Akcja w jaskini to popis efektów wizualnych, a potem następuje chyba najbardziej ikoniczna scena ze wszystkich animacji: Asterix i Obelix kontra urząd. Długa, świetnie napisana sekwencja. Zwieńczeniem tej doskonałej animacji jest znów absurdalna walka na arenie, pełna charakterystycznego dla serii humoru. To dzieło kompletne, ale są dwie produkcje, które moim zdaniem są minimalnie lepsze.
<Crowley: Sytuacja podobna jak z pierwszym filmem – uwiera mnie styl graficzny. 12 prac są dziwnie pokolorowane, bardzo bure i ponure, a postacie (na przykład panie na Wyspie Rozkoszy) mają dziwaczne kształty i twarze. Oczywiście to wszystko nie powinno przesłaniać genialnego, absurdalnego poczucia humoru. Wspomniana walka z urzędem to klasyk klasyków.
Warto też wspomnieć, że film posiada dwie wersje dubbingowe. Ta starsza, jeszcze z lat 70 jest chyba lepsza od późniejszej, stworzonej dla Canal+. Polecam porównać, powinny być gdzieś w sieci.>
Miejsce 2: Asterix i Obelix: Misja Kleopatra (film)
W tej produkcji większość pochwał należy się doskonałemu polskiemu dubbingowi. Niektóre sceny przeszły do historii i stały się legendarne: „Czy dobrze jest być skrybą?”, „Ten… ten grobowiec będzie waszym grobowcem!”, „Bez budulca nie ma pałacu, a bez pałacu… nie ma pałacu”, „Ze względu na drastyczny charakter tej sceny postanowiliśmy zastąpić ją materiałem poświęconym languście.” Niemal każde zdanie wypowiedziane w tym filmie jest trafionym żartem. Imiona bohaterów, festiwal dobrej zabawy z ulubionymi galijskimi postaciami w tle — to wszystko sprawia, że film jest wyjątkowy. Cezary Pazura jako Numernabis gra tutaj głosem jedną ze swoich najlepszych ról.
<Crowley: Jak nie znoszę dubbingu, tak ten film uwielbiam. Ba, on dzięki dubbingowi jest nieśmiertelny, choć trzeba oddać twórcom, że oryginałowi też niczego nie brakuje. Wszystko co nie zagrało w pierwszym aktorskim Asterixie, tu zostało naprawione. Rewelacyjna obsada z obłędną Monicą Belucci na czele ewidentnie wspaniale bawiła się na planie. Dekoracje i kostiumy robią znakomite wrażenie i nie śmierdzą taniochą. Historia jest znakomita.
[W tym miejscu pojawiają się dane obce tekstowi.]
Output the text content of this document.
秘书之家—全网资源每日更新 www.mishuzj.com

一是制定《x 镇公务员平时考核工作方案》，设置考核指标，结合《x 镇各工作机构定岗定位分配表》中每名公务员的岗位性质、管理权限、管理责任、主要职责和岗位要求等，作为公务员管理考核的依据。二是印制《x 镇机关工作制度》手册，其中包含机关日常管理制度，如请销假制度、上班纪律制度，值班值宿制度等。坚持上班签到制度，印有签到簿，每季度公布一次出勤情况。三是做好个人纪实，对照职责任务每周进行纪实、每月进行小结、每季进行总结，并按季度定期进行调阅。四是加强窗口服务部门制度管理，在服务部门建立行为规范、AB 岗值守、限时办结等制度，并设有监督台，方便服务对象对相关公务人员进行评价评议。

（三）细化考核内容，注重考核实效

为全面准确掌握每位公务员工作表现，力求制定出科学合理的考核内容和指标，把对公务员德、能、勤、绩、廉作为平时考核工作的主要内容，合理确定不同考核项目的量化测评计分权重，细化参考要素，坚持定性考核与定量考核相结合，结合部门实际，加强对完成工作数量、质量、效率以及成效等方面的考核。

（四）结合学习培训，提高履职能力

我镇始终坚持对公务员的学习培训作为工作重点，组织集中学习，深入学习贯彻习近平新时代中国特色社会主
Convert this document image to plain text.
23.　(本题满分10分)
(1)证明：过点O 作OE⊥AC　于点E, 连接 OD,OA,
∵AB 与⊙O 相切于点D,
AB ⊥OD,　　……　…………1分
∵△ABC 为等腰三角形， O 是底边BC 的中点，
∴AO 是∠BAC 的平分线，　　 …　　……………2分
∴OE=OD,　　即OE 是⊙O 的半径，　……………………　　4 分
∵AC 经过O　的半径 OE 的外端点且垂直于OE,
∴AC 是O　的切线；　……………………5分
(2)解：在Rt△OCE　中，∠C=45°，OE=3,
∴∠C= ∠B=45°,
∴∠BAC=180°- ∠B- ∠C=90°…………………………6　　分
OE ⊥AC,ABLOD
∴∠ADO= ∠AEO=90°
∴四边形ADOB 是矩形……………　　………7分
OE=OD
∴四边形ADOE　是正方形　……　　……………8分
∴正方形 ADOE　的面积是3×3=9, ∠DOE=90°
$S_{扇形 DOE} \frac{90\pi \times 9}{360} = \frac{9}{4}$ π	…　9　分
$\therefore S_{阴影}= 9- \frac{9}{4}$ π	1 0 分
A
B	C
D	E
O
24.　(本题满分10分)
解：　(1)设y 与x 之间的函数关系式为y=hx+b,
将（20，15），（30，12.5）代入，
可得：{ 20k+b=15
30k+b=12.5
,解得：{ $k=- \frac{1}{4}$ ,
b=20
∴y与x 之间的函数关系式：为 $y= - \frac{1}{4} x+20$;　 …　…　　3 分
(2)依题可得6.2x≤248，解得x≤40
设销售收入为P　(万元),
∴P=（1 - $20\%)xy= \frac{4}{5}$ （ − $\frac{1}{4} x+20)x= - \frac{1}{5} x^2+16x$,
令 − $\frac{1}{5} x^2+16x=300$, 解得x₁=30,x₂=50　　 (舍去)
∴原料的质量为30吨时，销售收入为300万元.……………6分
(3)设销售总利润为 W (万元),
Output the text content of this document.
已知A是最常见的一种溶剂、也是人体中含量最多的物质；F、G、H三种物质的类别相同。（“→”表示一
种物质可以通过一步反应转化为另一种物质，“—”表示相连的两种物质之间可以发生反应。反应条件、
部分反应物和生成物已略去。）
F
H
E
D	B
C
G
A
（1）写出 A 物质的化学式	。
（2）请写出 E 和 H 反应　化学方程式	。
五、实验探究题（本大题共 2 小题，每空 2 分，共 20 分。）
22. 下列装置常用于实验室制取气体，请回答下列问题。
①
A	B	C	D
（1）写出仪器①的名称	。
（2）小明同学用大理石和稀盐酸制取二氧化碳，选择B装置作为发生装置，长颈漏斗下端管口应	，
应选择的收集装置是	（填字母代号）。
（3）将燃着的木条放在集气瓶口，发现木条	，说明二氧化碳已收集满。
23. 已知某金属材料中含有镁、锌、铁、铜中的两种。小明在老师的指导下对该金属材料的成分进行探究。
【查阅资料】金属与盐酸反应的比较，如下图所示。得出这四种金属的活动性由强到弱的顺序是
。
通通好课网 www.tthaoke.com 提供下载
Ale najważniejszy jest humor. To jest po prostu powalająco zabawny film, pełen kapitalnych żartów słownych i sytuacyjnej komedii najwyższych lotów. W swojej kategorii perfekcja, w ogólnej klasyfikacji mój numer trzy, bo jednak wolę animacje.>
Miejsce 1: Asterix kontra Cezar (animowany)
Właściwie jest tu kilka filmów w jednym i każdy z nich zasługuje na najwyższe pochwały. To najbardziej kompletna historia ze wszystkich, w których występują dwaj dzielni Galowie. Przede wszystkim to opowieść o miłości Falballi i Tragikomixa i o ich tragicznych (nomen omen) perypetiach. Twórcy znów uderzają w poważne tony i znów wychodzi to niesamowicie. Niemal przez cały seans widzowi towarzyszy smutek, idealnie zbilansowany z humorem (Galowie w Legii Cudzoziemskiej i ich trening). W tej animacji szczególnie widać doskonałą zabawę kolorem, który buduje klimat i pomaga widzowi jeszcze lepiej poczuć przekazywane emocje.
Ileż dramatów jest tu pokazane, ile idealnie ukazanych czarnych charakterów. Łamiący serce śpiew Falballi plus scena w łaźni i jej późniejsze konsekwencje to scenariuszowe mistrzostwo świata. Zakończenie to krótka sekwencja Asterixa na olimpiadzie zrobiona z typowym humorem i przesadą. Na sam koniec mamy krótką rozmowę Asterixa z samym Cezarem i wreszcie można przejść do tradycyjnej uczty, czyli elementu niezbędnego w każdym filmie o przygodach dzielnych Galów.
<Crowley: Mój numer dwa, o włos za Brytanią. Zgadzam się, że to najbardziej spójna i przygodowa historia z całej serii. Fragment z Legią Cudzoziemską jest palce lizać, kilka innych również. Do tego niebotycznie piękna oprawa wizualna czyni z tego filmu małe dzieło sztuki. Fantastyczny film.>
No i to by było na tyle. Dziękujemy za uwagę i do zobaczenia w kolejnym odcinku. Napiszcie w komentarzach, jakie są wasze ulubione filmy o przygodach dzielnych Galów.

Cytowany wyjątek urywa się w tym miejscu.